# Keep binding screws loose until you get to the slopes?



## tonto (Mar 15, 2012)

In all the how to mount your bindings videos I've seen, the last few steps have always been to tighten the mounting screws for your bindings. And they advise to check that they are still tightened when you use them on the slopes.

I just recently heard that it's better to keep the mounting screws loose and then only tighten them when you get on to the slopes.

Is this so it forces your to check your binding screws and tighten it before you get on your snowboard? Or is this because of large changes in temperature could cause the screws to loosen or even cause damage?

Any info is much appreciated!


----------



## grafta (Dec 21, 2009)

I wouldn't worry bout it unless you have problems with them coming loose.

Yes expansion and contraction blah blah blah


----------



## poutanen (Dec 22, 2011)

Yeah I've heard that a few times, not sure where it started but it seems a little assinine to me. Been boarding 19 years, always cranked my screws down fairly tight when mounting the bindings, then check again about half way through day one, and again maybe a few weeks later. Then I tend to check them once or twice a year.

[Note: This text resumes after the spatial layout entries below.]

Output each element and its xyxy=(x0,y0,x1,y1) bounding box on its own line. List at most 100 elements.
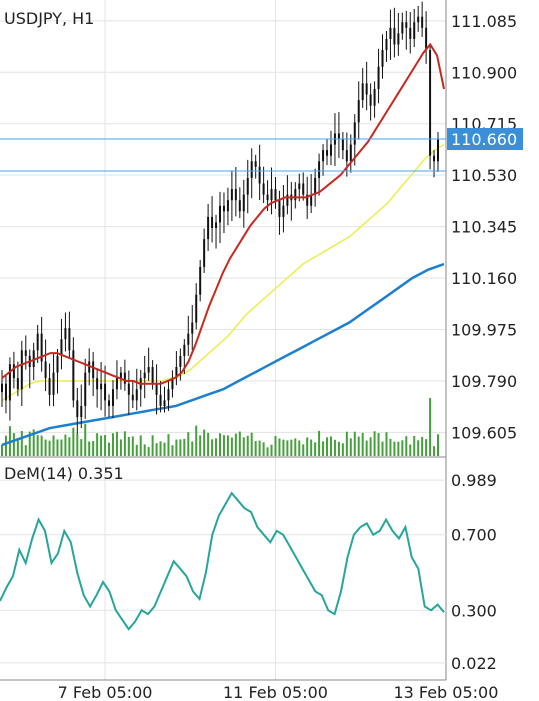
volume-bar xyxy=(282,439,285,456)
volume-bar xyxy=(215,438,218,456)
volume-bar xyxy=(111,433,114,456)
candle-body xyxy=(44,361,47,379)
volume-bar xyxy=(219,433,221,456)
volume-bar xyxy=(290,439,293,456)
volume-bar xyxy=(405,436,408,456)
candle-body xyxy=(151,367,154,384)
candle-body xyxy=(357,100,360,123)
candle-body xyxy=(215,222,218,228)
candle-body xyxy=(143,372,146,379)
candle-body xyxy=(250,161,253,178)
volume-bar xyxy=(44,439,47,456)
volume-bar xyxy=(52,435,55,456)
candle-body xyxy=(429,50,432,156)
candle-body xyxy=(84,372,87,406)
candle-body xyxy=(219,205,221,223)
volume-bar xyxy=(175,439,178,456)
volume-bar xyxy=(278,438,281,456)
volume-bar xyxy=(329,436,332,456)
candle-body xyxy=(20,350,23,390)
candle-body xyxy=(60,339,63,356)
volume-bars xyxy=(1,397,439,456)
ma20-line xyxy=(1,42,445,385)
dem-line xyxy=(0,491,445,631)
volume-bar xyxy=(72,427,75,456)
candle-body xyxy=(171,378,174,390)
candle-body xyxy=(207,216,210,240)
volume-bar xyxy=(314,442,317,456)
volume-bar xyxy=(123,431,126,456)
candle-body xyxy=(385,38,388,51)
volume-bar xyxy=(64,434,67,456)
volume-bar xyxy=(413,436,416,456)
indicator-tick-label: 0.022 xyxy=(451,654,497,673)
volume-bar xyxy=(365,440,368,456)
ma50-line xyxy=(1,143,445,402)
candle-body xyxy=(100,383,103,390)
candle-body xyxy=(12,364,15,379)
volume-bar xyxy=(191,441,194,456)
volume-bar xyxy=(12,433,15,456)
candle-body xyxy=(314,177,317,195)
volume-bar xyxy=(361,432,364,456)
volume-bar xyxy=(207,432,210,456)
volume-bar xyxy=(183,438,186,456)
volume-bar xyxy=(389,438,392,456)
volume-bar xyxy=(36,435,39,456)
volume-bar xyxy=(294,438,297,456)
candle-body xyxy=(52,372,55,395)
volume-bar xyxy=(76,433,79,456)
candle-body xyxy=(397,33,400,45)
volume-bar xyxy=(147,447,150,456)
price-tick-label: 111.085 xyxy=(451,12,517,31)
volume-bar xyxy=(96,433,99,456)
candle-body xyxy=(195,294,198,323)
candle-body xyxy=(393,27,396,45)
ma200-line xyxy=(1,262,445,447)
volume-bar xyxy=(80,439,83,456)
candle-body xyxy=(32,350,35,368)
volume-bar xyxy=(274,435,277,456)
volume-bar xyxy=(242,437,245,456)
volume-bar xyxy=(393,441,396,456)
candle-body xyxy=(417,16,420,23)
volume-bar xyxy=(429,397,432,456)
volume-bar xyxy=(4,435,7,456)
candle-body xyxy=(341,139,344,151)
volume-bar xyxy=(195,425,198,456)
candle-body xyxy=(270,189,273,201)
candle-body xyxy=(24,350,27,356)
candle-body xyxy=(127,383,130,395)
candle-body xyxy=(405,22,408,28)
candle-body xyxy=(409,27,412,39)
price-tick-label: 109.605 xyxy=(451,423,517,442)
candle-body xyxy=(373,88,376,106)
candle-body xyxy=(96,378,99,390)
volume-bar xyxy=(68,437,71,456)
candle-body xyxy=(365,83,368,95)
volume-bar xyxy=(32,429,35,456)
volume-bar xyxy=(230,437,233,456)
volume-bar xyxy=(345,431,348,456)
volume-bar xyxy=(254,441,257,456)
volume-bar xyxy=(401,440,404,456)
candle-body xyxy=(191,322,194,334)
candle-body xyxy=(310,194,313,206)
candle-body xyxy=(337,133,340,140)
candle-body xyxy=(234,189,237,201)
volume-bar xyxy=(417,440,420,456)
candle-body xyxy=(298,183,301,190)
candle-body xyxy=(88,361,91,373)
candle-body xyxy=(437,139,439,162)
candle-body xyxy=(8,364,11,401)
candle-body xyxy=(349,144,352,162)
price-tick-label: 110.345 xyxy=(451,218,517,237)
candle-body xyxy=(274,189,277,201)
candle-body xyxy=(302,183,305,195)
candles xyxy=(1,1,439,434)
candle-body xyxy=(16,378,19,390)
volume-bar xyxy=(433,446,436,456)
volume-bar xyxy=(270,444,273,456)
price-tick-label: 110.900 xyxy=(451,63,517,82)
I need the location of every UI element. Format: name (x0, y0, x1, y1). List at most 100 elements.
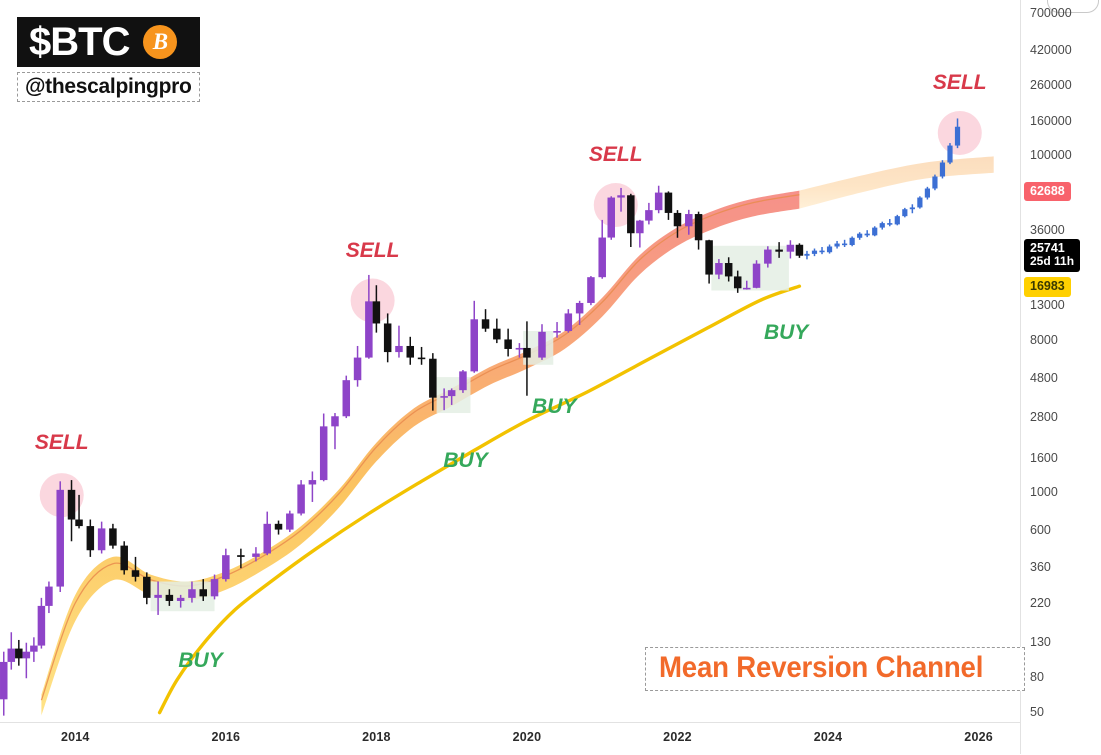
y-tick-160000: 160000 (1030, 114, 1072, 129)
candle-body (131, 570, 140, 577)
candle-body (86, 526, 95, 551)
candle-body (664, 192, 673, 213)
y-tick-360: 360 (1030, 560, 1051, 575)
candle-body (685, 214, 693, 227)
candle-body (222, 555, 230, 580)
candle-body (673, 212, 682, 227)
candle-body (395, 345, 403, 353)
projection-candle-body (947, 145, 953, 163)
candle-body (752, 263, 761, 288)
candle-body (654, 192, 663, 211)
projection-candle-body (924, 188, 931, 198)
y-tick-700000: 700000 (1030, 6, 1072, 21)
projection-candle-body (879, 223, 885, 228)
chart-title: Mean Reversion Channel (659, 651, 984, 684)
projection-candle-body (954, 126, 961, 146)
candle-body (319, 426, 328, 481)
sell-circle-layer (39, 110, 982, 518)
projection-candle-body (834, 243, 840, 247)
candle-body (176, 597, 185, 601)
countdown-label: 25d 11h (1030, 254, 1075, 269)
candle-body (617, 195, 625, 198)
candle-body (417, 357, 426, 360)
sell-label: SELL (588, 143, 643, 167)
x-tick-2026: 2026 (964, 730, 993, 744)
y-tick-36000: 36000 (1030, 223, 1065, 238)
candle-body (481, 319, 490, 329)
candle-body (263, 523, 271, 554)
candle-body (724, 263, 733, 277)
buy-label: BUY (763, 320, 809, 344)
candle-body (627, 195, 635, 234)
y-tick-13000: 13000 (1030, 297, 1065, 312)
candle-body (353, 357, 362, 381)
buy-zone-rect (711, 245, 789, 291)
candle-body (331, 416, 339, 427)
price-chart-canvas[interactable]: SELL BUY SELL BUY BUY SELL BUY SELL (0, 0, 1020, 722)
y-tick-100000: 100000 (1030, 148, 1072, 163)
candle-body (45, 586, 53, 606)
x-tick-2016: 2016 (211, 730, 241, 744)
lower-band-price-badge[interactable]: 16983 (1024, 277, 1071, 297)
upper-band-price-value: 62688 (1030, 183, 1065, 198)
candle-body (515, 347, 524, 350)
y-tick-600: 600 (1030, 522, 1051, 537)
x-axis[interactable]: 2014 2016 2018 2020 2022 2024 2026 (0, 722, 1020, 755)
candle-body (37, 605, 46, 646)
candle-body (636, 220, 644, 234)
candle-body (75, 519, 83, 527)
brand-logo: $BTC B @thescalpingpro (17, 17, 200, 103)
historical-candles (0, 185, 804, 716)
candle-body (523, 347, 531, 358)
buy-zone-rect (523, 331, 554, 365)
candle-body (598, 237, 606, 278)
candle-body (795, 244, 804, 256)
candle-body (372, 301, 381, 324)
buy-label: BUY (532, 394, 577, 418)
candle-body (645, 210, 653, 221)
buy-label: BUY (178, 649, 223, 673)
y-tick-220: 220 (1030, 596, 1051, 611)
handle-badge: @thescalpingpro (17, 72, 200, 103)
projection-candle-body (804, 253, 810, 256)
projection-candle-body (826, 246, 833, 253)
candle-body (0, 661, 8, 700)
candle-body (447, 390, 456, 397)
buy-label: BUY (443, 449, 488, 473)
candle-body (210, 579, 219, 597)
projection-candle-body (819, 250, 825, 253)
x-tick-2018: 2018 (362, 730, 391, 744)
projection-candle-body (857, 233, 863, 238)
candle-body (252, 553, 260, 557)
x-tick-2020: 2020 (512, 730, 542, 744)
candle-body (429, 358, 437, 398)
candle-body (143, 576, 151, 598)
upper-band-price-badge[interactable]: 62688 (1024, 181, 1071, 202)
projection-candle-body (909, 207, 915, 210)
candle-body (342, 380, 351, 417)
x-tick-2014: 2014 (60, 730, 90, 744)
candle-body (715, 263, 723, 275)
candle-body (165, 594, 174, 601)
y-axis-price-scale[interactable]: 700000 420000 260000 160000 100000 36000 13000… (1020, 0, 1101, 754)
bitcoin-icon: B (143, 24, 178, 59)
candle-body (764, 249, 772, 264)
candle-body (308, 480, 317, 485)
candle-body (15, 648, 23, 659)
candle-body (188, 589, 196, 598)
candle-body (607, 197, 615, 238)
candle-body (7, 648, 16, 662)
y-tick-4800: 4800 (1030, 370, 1058, 385)
projection-candle-body (902, 209, 908, 217)
projection-candle-body (864, 233, 870, 236)
candle-body (120, 545, 128, 571)
y-tick-8000: 8000 (1030, 333, 1058, 348)
sell-marker-circle (350, 278, 395, 323)
candle-body (587, 277, 595, 303)
last-price-badge[interactable]: 25741 25d 11h (1024, 238, 1081, 272)
projection-candle-body (939, 162, 946, 177)
candle-body (575, 302, 584, 314)
candle-body (705, 240, 713, 275)
y-tick-420000: 420000 (1030, 43, 1072, 58)
candle-body (383, 323, 392, 353)
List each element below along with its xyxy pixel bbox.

There's no way in hell I'd be loosening and tightening my bindings every time I went to the hill.


----------



## ThunderChunky (Oct 1, 2011)

Don't do this. You'll forget you need to tighten them when you go to strap in and all your friends will be pissed they have to wait for you........yes it happened to me the first day. A bunch of other people too and most ended up buying a tool. :laugh:


----------



## Kapn.K (Jan 8, 2009)

Unless the insert and screw are different metals, they expand and contract the same amount. I mount mine when I get there and won't touch them until I pack to leave. Never had a loose screw. Like Wolf said, all my screws came with a stripe of Loctite blue on them. I only remove them because my kid's board sits on top of mine.


----------



## tonto (Mar 15, 2012)

Thanks for the feedback guys!

I'll keep my bindings tight. And my friend who heard that his brother does that will keep his bindings tight too.

Cheers!


----------